Для прикрытия разрыва с прошлым сталинская школа пыталась использовать несколько ленинских строк, казавшихся ей наименее неподходящими. Статья 1915 года о Соединенных Штатах Европы бросает вскользь замечание, что рабочий класс должен в каждой отдельной стране завоевывать власть и приступать к социалистическому строительству, не дожидаясь других. Если бы за этими бесспорными строками скрывалась мысль о национальном социалистическом обществе, как мог бы Ленин так основательно забыть о ней в течение последующих годов и так упорно противоречить ей на каждом шагу? Но незачем прибегать к косвенным доводам, когда имеются прямые. Программные тезисы, выработанные Лениным в том же 1915 году, отвечают на вопрос точно и непосредственно: "Задача пролетариата России — довести до конца буржуазно-демократическую революцию в России, дабы разжечь социалистическую революцию в Европе. Эта вторая задача теперь чрезвычайно приблизилась к первой, но она остается все же особой и второй задачей, ибо речь идет о разных классах, сотрудничающих с пролетариатом России, для первой задачи сотрудник — мелкобуржуазное крестьянство России, для второй — пролетариат других стран". Большей ясности требовать нельзя.

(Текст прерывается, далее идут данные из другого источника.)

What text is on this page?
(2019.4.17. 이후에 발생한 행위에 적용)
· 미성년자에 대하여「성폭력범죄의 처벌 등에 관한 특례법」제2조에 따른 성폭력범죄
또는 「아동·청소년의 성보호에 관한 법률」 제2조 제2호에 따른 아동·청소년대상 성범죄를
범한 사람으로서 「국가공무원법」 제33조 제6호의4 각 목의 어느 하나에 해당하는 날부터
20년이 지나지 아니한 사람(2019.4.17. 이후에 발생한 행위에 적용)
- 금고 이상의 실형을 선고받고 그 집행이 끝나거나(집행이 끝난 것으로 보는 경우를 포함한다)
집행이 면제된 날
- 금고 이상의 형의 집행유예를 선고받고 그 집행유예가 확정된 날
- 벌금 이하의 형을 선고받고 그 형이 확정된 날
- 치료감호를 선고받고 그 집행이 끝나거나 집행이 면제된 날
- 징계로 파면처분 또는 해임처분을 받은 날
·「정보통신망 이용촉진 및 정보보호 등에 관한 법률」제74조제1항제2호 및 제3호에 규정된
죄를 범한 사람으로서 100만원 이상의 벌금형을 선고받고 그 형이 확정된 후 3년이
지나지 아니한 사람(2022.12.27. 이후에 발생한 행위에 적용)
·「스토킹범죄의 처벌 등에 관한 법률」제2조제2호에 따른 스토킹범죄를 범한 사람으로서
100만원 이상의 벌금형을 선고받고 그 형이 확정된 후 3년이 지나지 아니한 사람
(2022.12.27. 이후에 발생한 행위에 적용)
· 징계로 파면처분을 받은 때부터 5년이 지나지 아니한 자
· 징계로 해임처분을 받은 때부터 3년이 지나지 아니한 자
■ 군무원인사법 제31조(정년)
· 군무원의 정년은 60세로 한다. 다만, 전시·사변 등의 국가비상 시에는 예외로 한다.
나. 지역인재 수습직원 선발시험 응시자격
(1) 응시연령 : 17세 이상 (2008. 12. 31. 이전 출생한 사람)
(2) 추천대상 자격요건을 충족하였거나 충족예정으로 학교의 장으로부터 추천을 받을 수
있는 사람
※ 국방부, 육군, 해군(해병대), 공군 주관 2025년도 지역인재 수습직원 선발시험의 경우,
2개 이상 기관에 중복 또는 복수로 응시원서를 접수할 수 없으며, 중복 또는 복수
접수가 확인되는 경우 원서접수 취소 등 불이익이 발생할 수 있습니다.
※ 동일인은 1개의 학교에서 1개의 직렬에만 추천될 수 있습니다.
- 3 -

Вторая ссылка на Ленина не более основательна. Незаконченная статья его о кооперации говорит, что в Советской республике имеется налицо "все необходимое и достаточное", чтобы без новых революций совершить переход к социализму: речь идет, как совершенно ясно из текста, о политических и правовых предпосылках. Автор не забывает напомнить о недостатке предпосылок производственных и культурных. Эту мысль Ленин вообще повторял не раз. "Нам… не хватает, — писал он в другой статье того же периода, начала 1923 года, — цивилизации для того, чтобы перейти непосредственно к социализму, хотя мы и имеем для этого политические предпосылки". В этом случае, как и во всех других, Ленин исходил из того, что к социализму, наряду с русским пролетариатом и впереди его, пойдет пролетариат Запада. Статья о кооперации не заключает и намека на то, будто Советская республика может реформистски и гармонически создать свой национальный социализм, вместо того чтобы в процессе антагонистического и революционного развития включиться в мировое социалистическое общество. Обе цитаты, введенные даже в текст программы Коминтерна, давно подвергнуты разъяснению в нашей "Критике программы", причем противники ни разу не пытались отстаивать свои натяжки и ошибки. Впрочем, такая попытка была бы слишком безнадежной.

В марте 1923 года, т. е. в тот же последний период своей творческой работы, Ленин писал: "Мы стоим… в настоящий момент перед вопросом: удастся ли нам продержаться при нашем мелком и мельчайшем крестьянском производстве, при нашей разоренности до тех пор, пока западноевропейские капиталистические страны завершат свое развитие к социализму?" Мы видим снова: передвигались сроки, менялась ткань событий, но незыблемой оставалась интернациональная основа политики. Вера в международную революцию, — по Сталину, «неверие» во внутренние силы русской революции, — сопровождала великого интернационалиста до могилы. Только придавив Ленина мавзолеем, эпигоны получили возможность национализировать его воззрения.